Adelaide – Lima tahun berkenalan dengan dunia disabilitas tidak cukup bagi saya untuk memahaminya secara proporsional. Bahkan seperti halnya cabang humaniora lainnya, dunia disabilitas akan terus berkembang seiring perkembangan orang dengan disabilitas itu sendiri. Belum satu bulan saya belajar tentang ilmu disabilitas secara akademik, tetapi sudah banyak hal yang saya dapatkan. Banyak bukan berarti cukup. Banyak berarti di luar ekspektasi saya, karna saya memang tidak berekspektasi apa-apa ketika memulai fase pendidikan saya yang satu ini. Bagi saya, ekspektasi hanya akan menjadi batasan atas apa yang mungkin saya dapatkan. Karena ketika kita berekspektasi, maka idealnya kita akan bereaksi sesudahnya.
Saya akan memulai dengan sedikit sejarah tentang pergerakan disabilitas di negara-negara Barat. Saya memilih negara Barat karna mereka menyediakan cukup banyak bahan literatur mengenai pergerakan disabilitas ketimbang negara kita sendiri.
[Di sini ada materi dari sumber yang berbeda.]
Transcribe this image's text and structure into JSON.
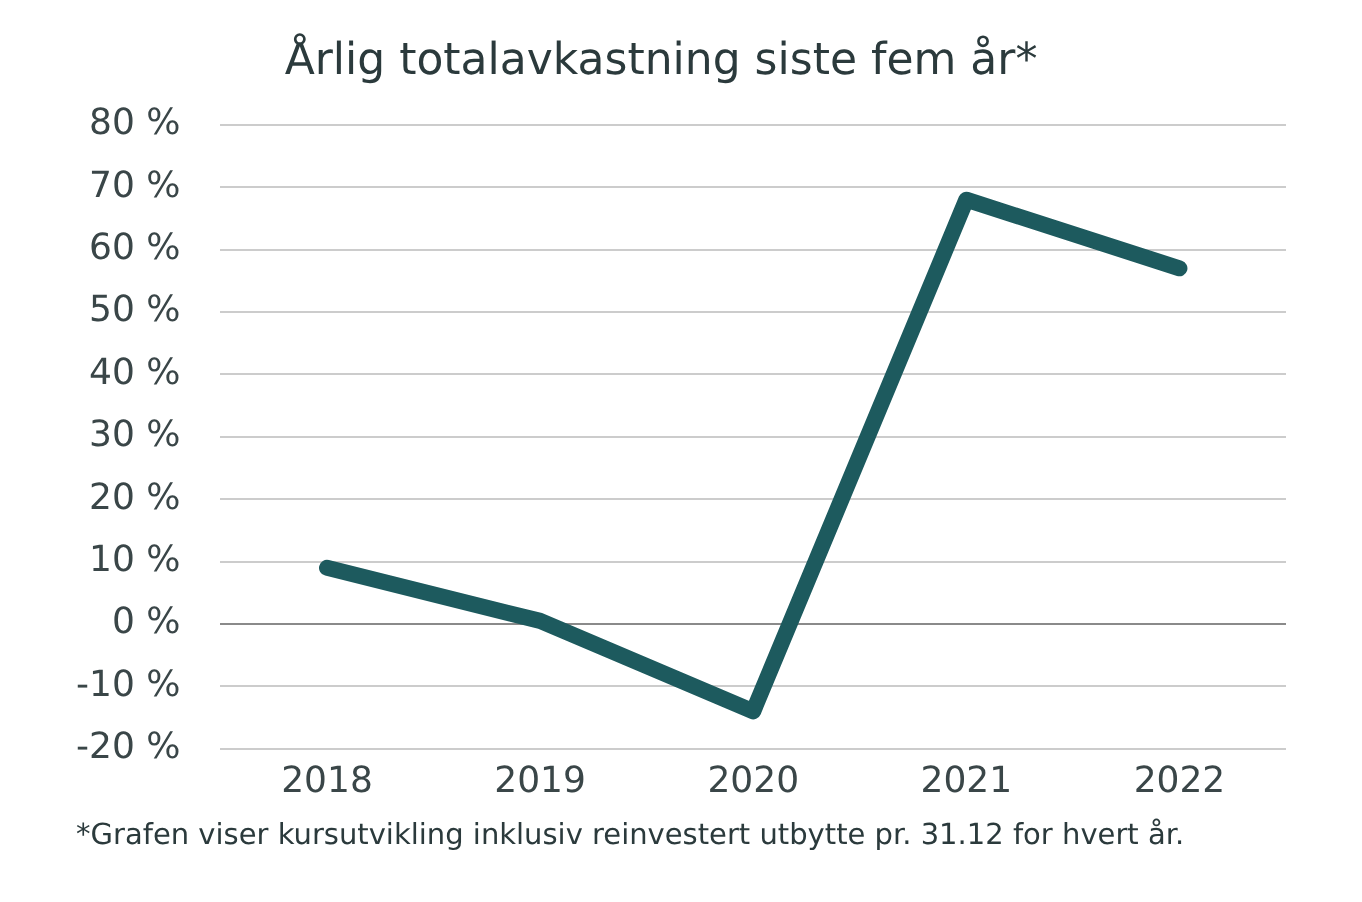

Saya yakin pergerakan disabilitas di Indonesia sudah dimulai sejak tahun 1960-an, tetapi tidak banyak literature yang mencatatnya. Ini tugas baru bagi kita para penggerak disabilitas, para disabilitas dan komunitas peduli disabilitas untuk mencatatkan sejarah pergerakan disabilitas di Indonesia. Percaya pada saya, literatur ini akan sangat berguna nantinya.
Pergerakan disabilitas di negara Barat seperti Amerika, Inggris dan Australia, sudah dimulai sejak akhir tahun 1950-an dan awal 1960-an. Saat itu, belum ada undang-undang khusus mengenai disabilitas . Pada tahun 1960-an, orang dengan disabilitas di negara-negara Barat dipandang sebagai korban, pesakitan yang perlu disembuhkan, orang yang membutuhkan perlakuan khusus sehingga membutuhkan adanya tempat khusus. Konsep ini diperkenalkan oleh kalangan medis dan lebih melihat disabilitas secara individual di mana disabilitas disebabkan oleh kondisi fisik dan mental seseorang. Cukup banyak literatur yang menggambarkan kondisi disabilitas saat itu serta perlakuan-perlakuan yang mereka terima baik dari keluarga, masyarakat maupun pemerintah. Begitu banyak diskriminasi, perlakuan tidak manusiawi dan pengabaian hak-hak asasi manusia. Tetapi justru itulah yang memicu pergerakan disabilitas. (lihat literatur)
Pada akhir tahun 1970-an, konsep medis tersebut ditentang oleh pergerakan-pergerakan disabilitas saat itu. Mereka mulai memperkenalkan konsep Social Model of Disability. Model ini memperkenalkan bagaimana orang dengan disabilitas dilihat sebagai manusia sosial yang memiliki hak yang sama dengan orang tanpa disabilitas dan bukan korban yang tidak berdaya. Social Model of Disability juga menegaskan bahwa disabilitas tidak disebabkan oleh kondisi fisik maupun mental seseorang, akan tetapi oleh hambatan sosial dan lingkungan. Model ini yang kemudian menjadi cikal bakal apa yang saat ini digunakan oleh PBB sebagai definisi konsep disabilitas pada Konvensi PBB tentang Hak Asasi Manusia bagi Orang dengan Disabilitas (CRPD).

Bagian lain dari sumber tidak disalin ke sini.